В последние годы Модест Ильич продолжал писать пьесы и переводил сонеты Шекспира. Но главным его занятием этих лет явились основание Дома-музея Чайковского и обработка архива, оставшегося от покойного. В 1905 году, опасаясь пожаров, которых в окрестностях Клина становилось все больше вследствие революционных событий в стране, он вывез архив в Москву.
Модест Ильич часто бывал в Риме, полюбившемся ему с тех пор, когда они жили там втроем с Колей и братом. Князь Сергей Волконский вспоминал, что хотя и знал Модеста еще по Петербургу, но «по-настоящему узнал его в Риме», где они вместе провели много зим. Модест с племянником снимали квартиру у Пьяцца де Спанья, на левой стороне площади, в доме, где некогда жил Мендельсон. Римская концертная жизнь была близка Модесту: «…большинство учеников симфонического оркестра были его знакомые, а первая скрипка и первая виолончель, можно сказать, были его птенцы. <…> И сколько таких музыкальных карьер началось и продолжалось благодаря помощи Модеста Ильича! Кому инструмент, кому фрак для первого концерта, кому плата за уроки».
Подражая знаменитому брату, он и в России до конца своей жизни помогал талантливой молодежи найти свое призвание. Так, поэт Сергей Клычков, друг Есенина и Клюева, был обязан ему своей литературной карьерой. Память о брате композитора он «хранил как святыню». Модест Ильич не только помог окончить гимназию талантливому крестьянскому мальчику, но и в 1907 году способствовал опубликованию его стихов и рассказов. После этого 19-летний юноша вместе с ним и Александром Литке уехал в Италию, где на Капри познакомился с Горьким и Луначарским.
В конце жизни, словно предчувствуя упреки потомков за все умолчания и недоговоренности в биографии Чайковского, сознательно им сделанные в угоду времени, Модест Ильич написал, но не успел закончить «Автобиографию», где большую часть отводит интимным деталям жизни композитора. В самом начале он писал: «Если когда-нибудь заглянут в эту рукопись, на что я рассчитываю, но почти не надеюсь, — за интерес к моему тусклому существованию пусть будут вознаграждены тем, что я могу сказать о брате Петре».

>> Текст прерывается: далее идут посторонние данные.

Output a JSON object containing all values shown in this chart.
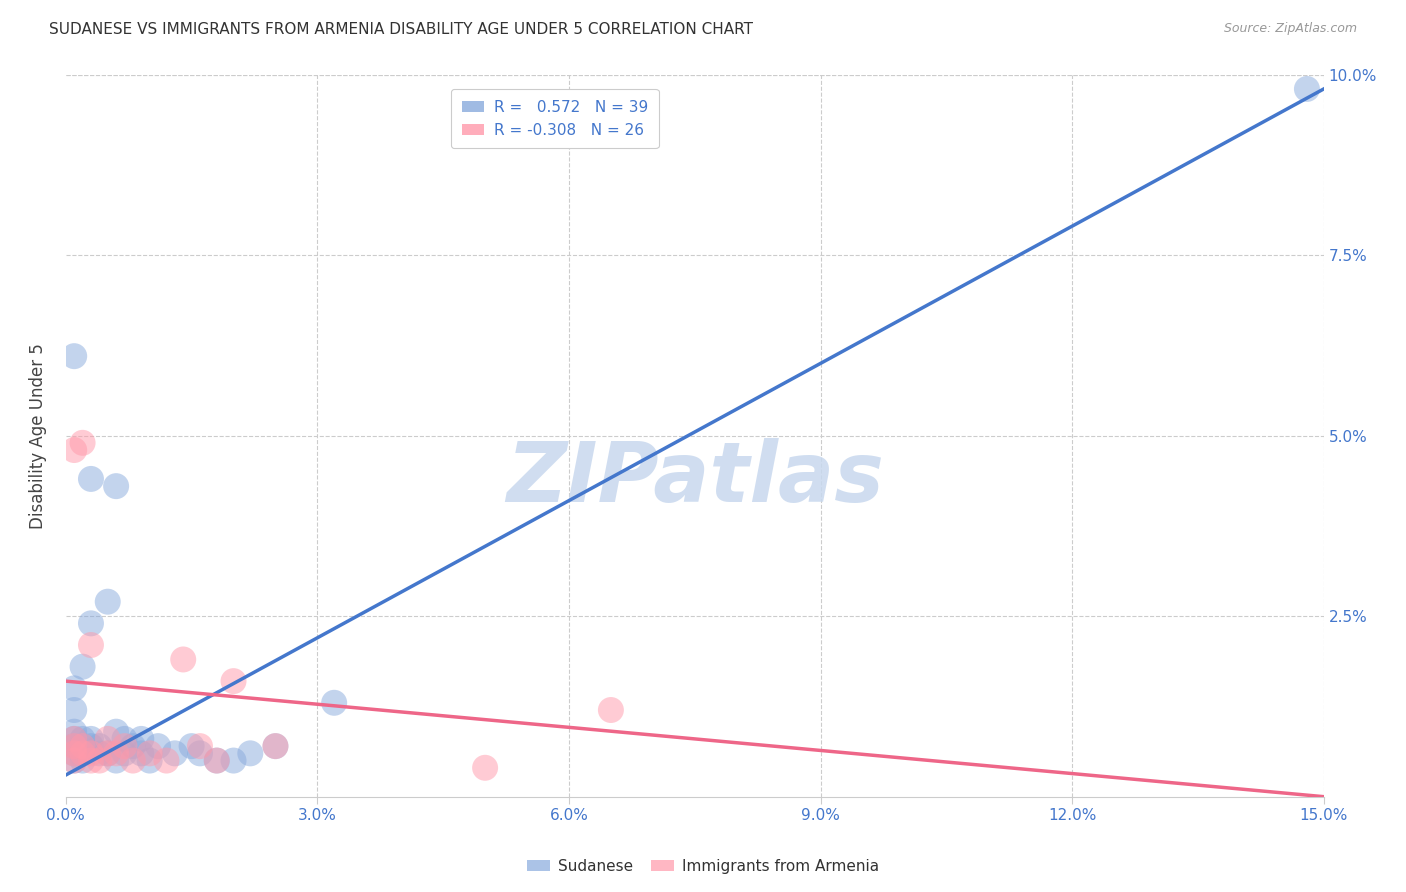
{
  "title": "SUDANESE VS IMMIGRANTS FROM ARMENIA DISABILITY AGE UNDER 5 CORRELATION CHART",
  "source": "Source: ZipAtlas.com",
  "ylabel": "Disability Age Under 5",
  "watermark": "ZIPatlas",
  "xlim": [
    0.0,
    0.15
  ],
  "ylim": [
    0.0,
    0.1
  ],
  "xtick_vals": [
    0.0,
    0.03,
    0.06,
    0.09,
    0.12,
    0.15
  ],
  "xtick_labels": [
    "0.0%",
    "3.0%",
    "6.0%",
    "9.0%",
    "12.0%",
    "15.0%"
  ],
  "ytick_vals": [
    0.0,
    0.025,
    0.05,
    0.075,
    0.1
  ],
  "ytick_labels": [
    "",
    "2.5%",
    "5.0%",
    "7.5%",
    "10.0%"
  ],
  "blue_R": 0.572,
  "blue_N": 39,
  "pink_R": -0.308,
  "pink_N": 26,
  "blue_color": "#88AADD",
  "pink_color": "#FF99AA",
  "line_blue": "#4477CC",
  "line_pink": "#EE6688",
  "blue_line_x": [
    0.0,
    0.15
  ],
  "blue_line_y": [
    0.003,
    0.098
  ],
  "pink_line_x": [
    0.0,
    0.15
  ],
  "pink_line_y": [
    0.016,
    0.0
  ],
  "blue_x": [
    0.001,
    0.001,
    0.001,
    0.001,
    0.001,
    0.001,
    0.001,
    0.002,
    0.002,
    0.002,
    0.002,
    0.003,
    0.003,
    0.003,
    0.004,
    0.004,
    0.005,
    0.005,
    0.006,
    0.006,
    0.007,
    0.007,
    0.008,
    0.009,
    0.009,
    0.01,
    0.011,
    0.013,
    0.015,
    0.016,
    0.018,
    0.02,
    0.022,
    0.025,
    0.032,
    0.001,
    0.003,
    0.006,
    0.148
  ],
  "blue_y": [
    0.005,
    0.006,
    0.007,
    0.008,
    0.009,
    0.012,
    0.015,
    0.005,
    0.007,
    0.008,
    0.018,
    0.007,
    0.008,
    0.024,
    0.006,
    0.007,
    0.006,
    0.027,
    0.005,
    0.009,
    0.008,
    0.006,
    0.007,
    0.006,
    0.008,
    0.005,
    0.007,
    0.006,
    0.007,
    0.006,
    0.005,
    0.005,
    0.006,
    0.007,
    0.013,
    0.061,
    0.044,
    0.043,
    0.098
  ],
  "pink_x": [
    0.001,
    0.001,
    0.001,
    0.001,
    0.001,
    0.002,
    0.002,
    0.002,
    0.003,
    0.003,
    0.003,
    0.004,
    0.005,
    0.005,
    0.006,
    0.007,
    0.008,
    0.01,
    0.012,
    0.014,
    0.016,
    0.018,
    0.02,
    0.025,
    0.05,
    0.065
  ],
  "pink_y": [
    0.005,
    0.006,
    0.007,
    0.008,
    0.048,
    0.006,
    0.007,
    0.049,
    0.005,
    0.006,
    0.021,
    0.005,
    0.006,
    0.008,
    0.006,
    0.007,
    0.005,
    0.006,
    0.005,
    0.019,
    0.007,
    0.005,
    0.016,
    0.007,
    0.004,
    0.012
  ]
}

Умер он 2 января 1916 года в Москве, покоится рядом с Бобом на Демьяновском кладбище, близ Клина. Князь Волконский вспоминал, что получил телеграмму о его кончине от единственного бывшего при нем человека — молодого скрипача, сына клинского мещанина, которого Модест устроил в консерваторию. Дом композитора он завещал Русскому музыкальному обществу. 26 августа 1921 года постановлением СНК РСФСР дом Чайковского в Клину был национализирован и стал государственным музеем. С 1919 года, вплоть до своей смерти в 1927 году, в нем работал брат композитора Ипполит.